Loras.
- [Juillet 1464]
L'eau ruisselle sur la peau jeune et immaculée du visage, brunissant encore les cheveux, s'immisçant entre l'armure et les gantelets. Le mois de juillet est torride, les terres arides. La silhouette très masculine se découvre enfin, lorsque les mains calleuses écartèlent la coque de fer qui l'enferme pour la dénuder, carapace lourde et abimée par les coups d'estoc, souillée par le sang de ces autres qui a eu le temps de sécher et de noircir.
Au moins eux d'où ils sont ne supporteront plus la brulure du soleil, plus meurtrier que n'importe quel coup d'épée sur un champ de bataille.
Loras achève sa mue, longue et fastidieuse dans les bruit des cliquetis et de la cotte de maille qui glisse au sol et y reste sans qu'il ne daigne la ramasser. Le casque est jeté sans douceur près de l'épée bâtarde sur la paillasse de la chambrine, louée avec la dernière solde qu'il a décidé de recevoir. Les yeux du déserteur se posent, dans leur intensité perçante naturelle sur les vestiges de plusieurs années de souffrance silencieuse, que le corps et l'esprit avaient été formés à recevoir et à donner, incarnées à elles seules par le jaseran et la cuirasse dont il s'était débarrassés et qui gisaient non loin du baquet. Dehors, il avait délivré son cheval de son caparaçon, comme un symbole.

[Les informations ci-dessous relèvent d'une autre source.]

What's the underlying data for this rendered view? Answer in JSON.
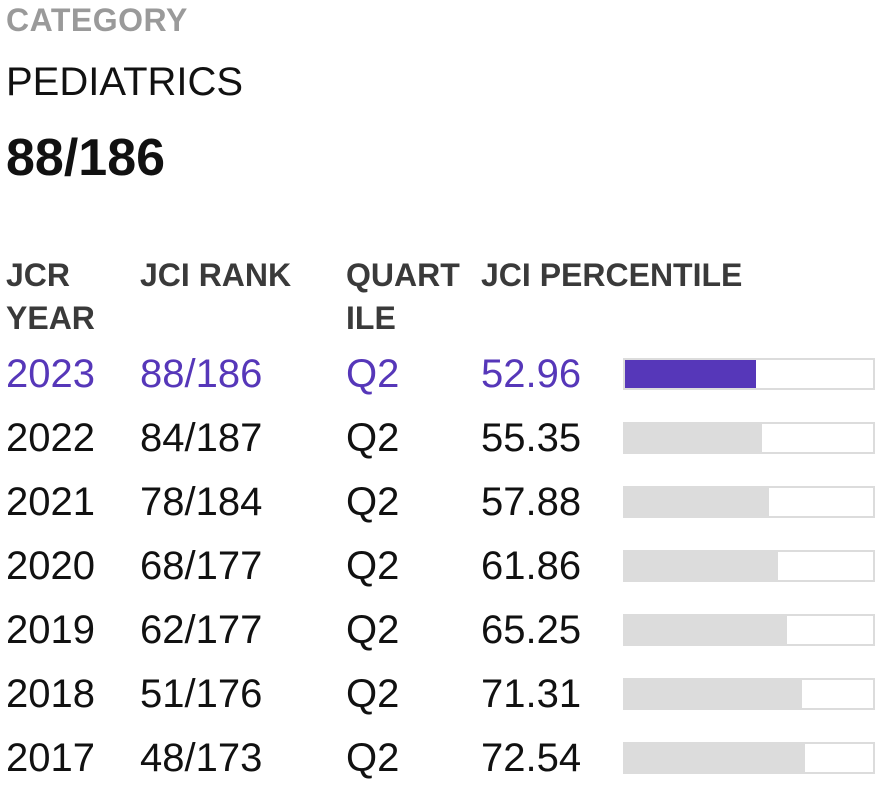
{
  "category": {
    "label": "CATEGORY",
    "name": "PEDIATRICS",
    "rank": "88/186"
  },
  "table": {
    "headers": {
      "year_line1": "JCR",
      "year_line2": "YEAR",
      "rank": "JCI RANK",
      "quartile_line1": "QUART",
      "quartile_line2": "ILE",
      "percentile": "JCI PERCENTILE"
    },
    "rows": [
      {
        "year": "2023",
        "rank": "88/186",
        "quartile": "Q2",
        "percentile": "52.96",
        "current": true
      },
      {
        "year": "2022",
        "rank": "84/187",
        "quartile": "Q2",
        "percentile": "55.35",
        "current": false
      },
      {
        "year": "2021",
        "rank": "78/184",
        "quartile": "Q2",
        "percentile": "57.88",
        "current": false
      },
      {
        "year": "2020",
        "rank": "68/177",
        "quartile": "Q2",
        "percentile": "61.86",
        "current": false
      },
      {
        "year": "2019",
        "rank": "62/177",
        "quartile": "Q2",
        "percentile": "65.25",
        "current": false
      },
      {
        "year": "2018",
        "rank": "51/176",
        "quartile": "Q2",
        "percentile": "71.31",
        "current": false
      },
      {
        "year": "2017",
        "rank": "48/173",
        "quartile": "Q2",
        "percentile": "72.54",
        "current": false
      }
    ]
  },
  "colors": {
    "accent": "#5637b9",
    "bar_fill": "#dcdcdc",
    "label_gray": "#9a9a9a"
  }
}
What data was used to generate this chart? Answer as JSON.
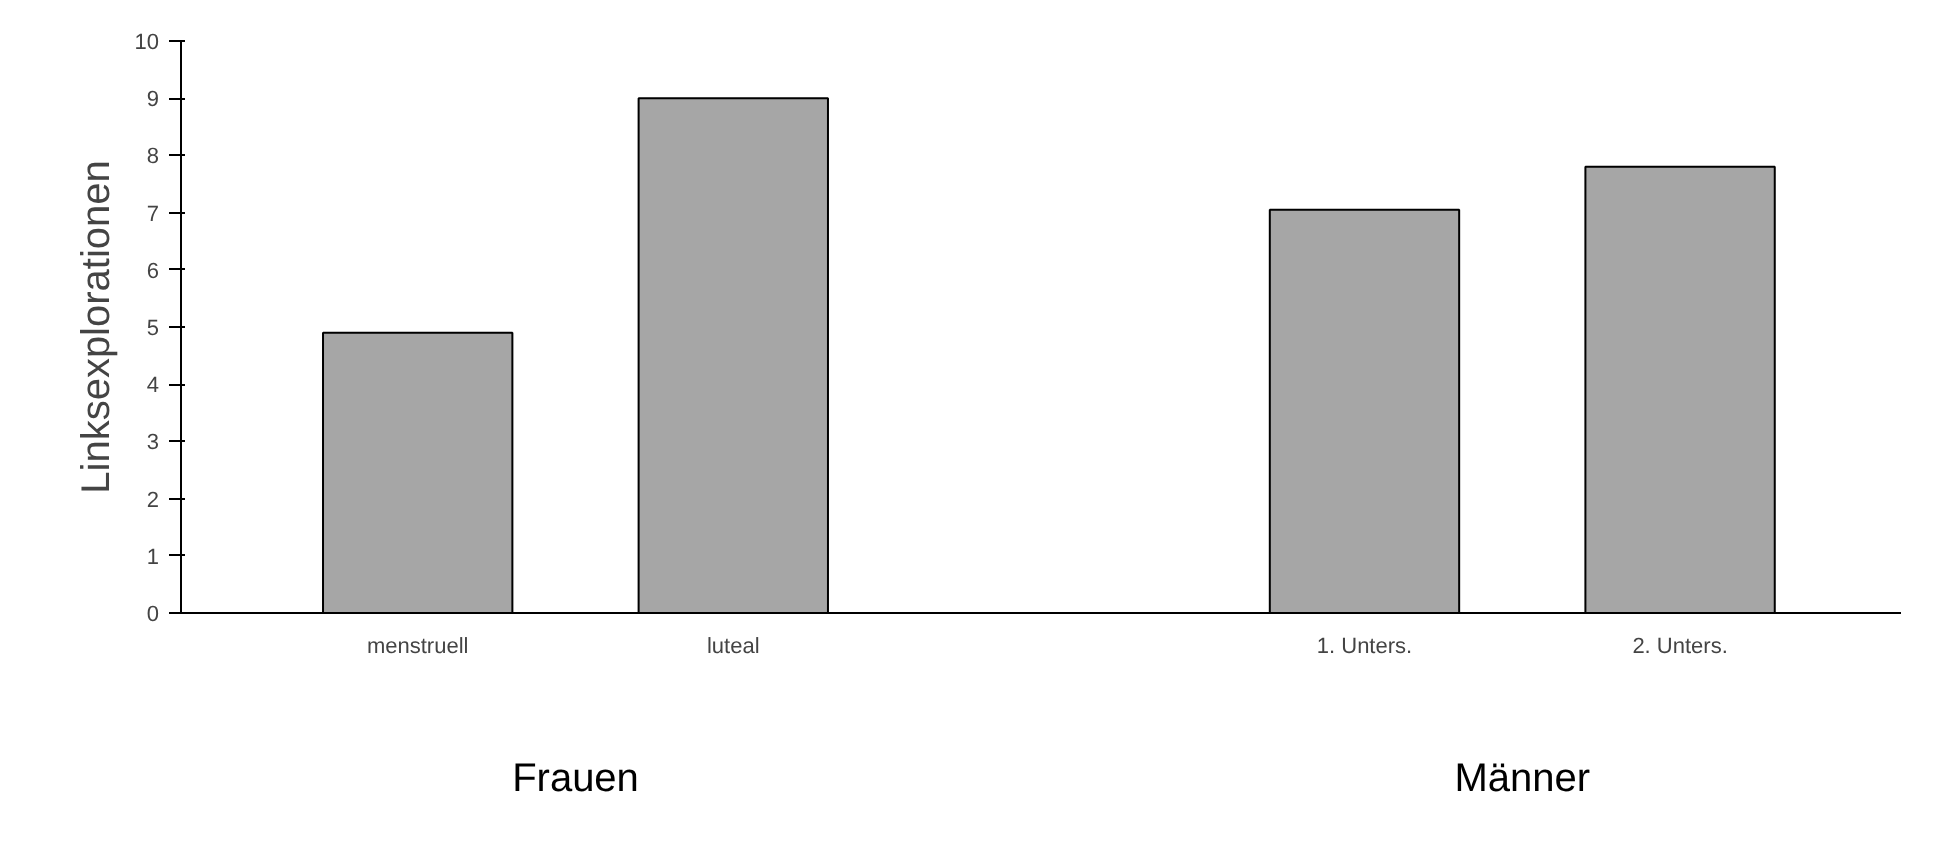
{
  "chart_data": {
    "type": "bar",
    "ylabel": "Linksexplorationen",
    "categories": [
      "menstruell",
      "luteal",
      null,
      "1. Unters.",
      "2. Unters."
    ],
    "values": [
      4.9,
      9.0,
      null,
      7.05,
      7.8
    ],
    "color": "#a6a6a6",
    "ylim": [
      0,
      10
    ],
    "yticks": [
      0,
      1,
      2,
      3,
      4,
      5,
      6,
      7,
      8,
      9,
      10
    ],
    "grid": false,
    "annotations": [
      "Frauen",
      "Männer"
    ]
  }
}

Le jeune mâle entra lentement dans l'eau dans la superbe de sa vingtaine d'année, ne retenant pas un soupir presque douloureux, partagé entre le plaisir de retrouver une sensation si naturelle et délassante et la douleur que l'eau froide pouvait éveiller sur ses muscles contusionnés. Progressivement, le corps prématurément usé s'assit dans la cuve et en investit les contours. Les mains fines vinrent étirer les bras aux déliés gracieux contre le rebord, étendant leur longueurs pour y reposer le dos. Le silence se fit enfin, lorsque la nuque se renversa en arrière, semant ses cheveux raides et mi longs à l'extérieur du bain , laissant ainsi le tableau d'un homme fatigué mais beau des stigmates de ses efforts, ses batailles, ses regrets. De l'adrénaline qui l'avait étreint si souvent, et dont les expressions s'éveillaient encore naturellement sur son visage racé.

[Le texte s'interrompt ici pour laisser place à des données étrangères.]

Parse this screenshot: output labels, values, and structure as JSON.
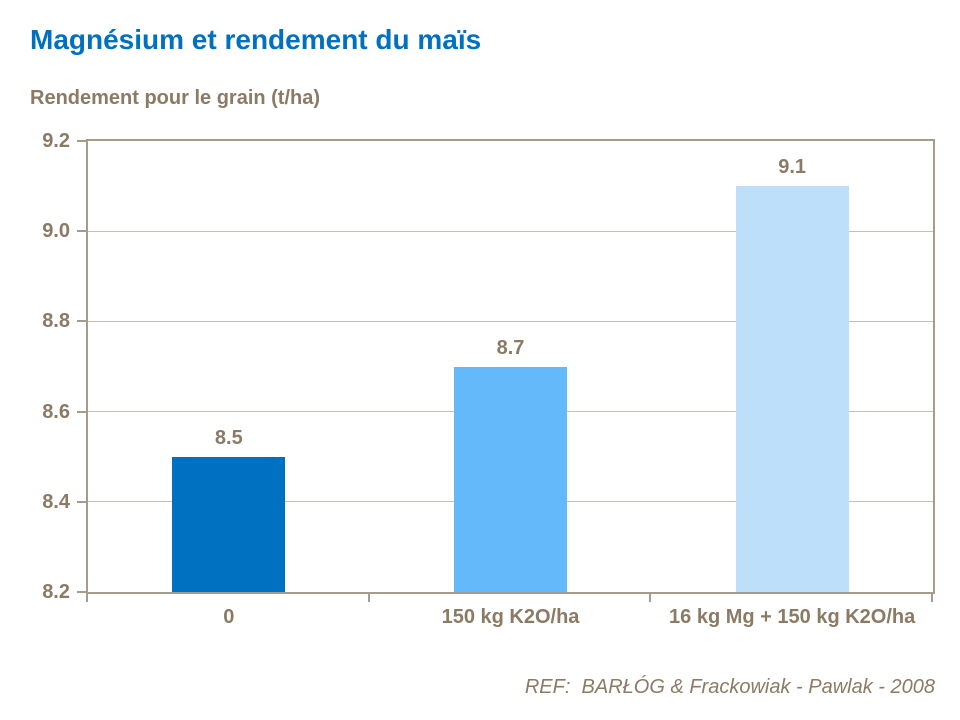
{
  "header": {
    "title": "Magnésium et rendement du maïs",
    "subtitle": "Rendement pour le grain (t/ha)"
  },
  "footer": {
    "reference": "REF:  BARŁÓG & Frackowiak - Pawlak - 2008"
  },
  "colors": {
    "title": "#0070C0",
    "text_brown": "#8B7A64",
    "grid": "#C8C0B2",
    "axis_border": "#A59C8D",
    "background": "#FFFFFF"
  },
  "chart_data": {
    "type": "bar",
    "title": "Magnésium et rendement du maïs",
    "ylabel": "Rendement pour le grain (t/ha)",
    "categories": [
      "0",
      "150 kg K2O/ha",
      "16 kg Mg + 150 kg K2O/ha"
    ],
    "values": [
      8.5,
      8.7,
      9.1
    ],
    "value_labels": [
      "8.5",
      "8.7",
      "9.1"
    ],
    "bar_colors": [
      "#0071C1",
      "#63B9F9",
      "#BDDFFA"
    ],
    "ylim": [
      8.2,
      9.2
    ],
    "yticks": [
      9.2,
      9.0,
      8.8,
      8.6,
      8.4,
      8.2
    ],
    "ytick_labels": [
      "9.2",
      "9.0",
      "8.8",
      "8.6",
      "8.4",
      "8.2"
    ],
    "grid": true,
    "legend_position": "none",
    "annotation": "REF:  BARŁÓG & Frackowiak - Pawlak - 2008"
  }
}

Loras avait décidé de quitter sa vie de guerres et de conquêtes, mettant fin dix ans après son engagement à son apostolat meurtrier. Sous ses paupières baissées, les images sales et les couleurs flamboyantes des bannerets s'accrochaient inexorablement, comme pour lui rappeler qu'il ne suffisait pas de le décider pour oublier qui l'on était vraiment. Seule sa poitrine nue marquée d'une balafre qui avait scindé l'un de ses pectoraux continuait à se soulever doucement à la surface de l'onde... Semblant murmurer dans le silence...
Tu es vivant...
- Tu es vivant.
- Reste vivant.
- Sois vivant.
Vis. Maintenant.
Les heures s'écoulèrent sans qu'il ne daigne quitter son repos, mutique. Mais lorsque la nuit tomba, il sortit enfin de son repaire. conquérant la ville comme on lâche les chiens. Sa tenue était simple, et propre. Ses cheveux lisses, encadrant un faciès aussi dur que jeune. Sa posture ne laissait pas douter d'une certaine assurance, ni que la nuit lui appartenait. Loras était joueur et avait trop manqué de distraction ces derniers mois difficiles, c'est donc naturellement qu'il entra dans un tripot, en quête d'indiscipline.
Ses yeux bruns vinrent balayer la salle bruyante, à la recherche de l'adversaire qui ferait sa nuit. Dépenser jusqu'au dernier denier cette solde qui lui brulait les doigts, disperser ainsi le souvenir, et le tribut impur.
Telle se profilait la première nuit qui lui appartenait vraiment et qu'il n'offrirait à personne.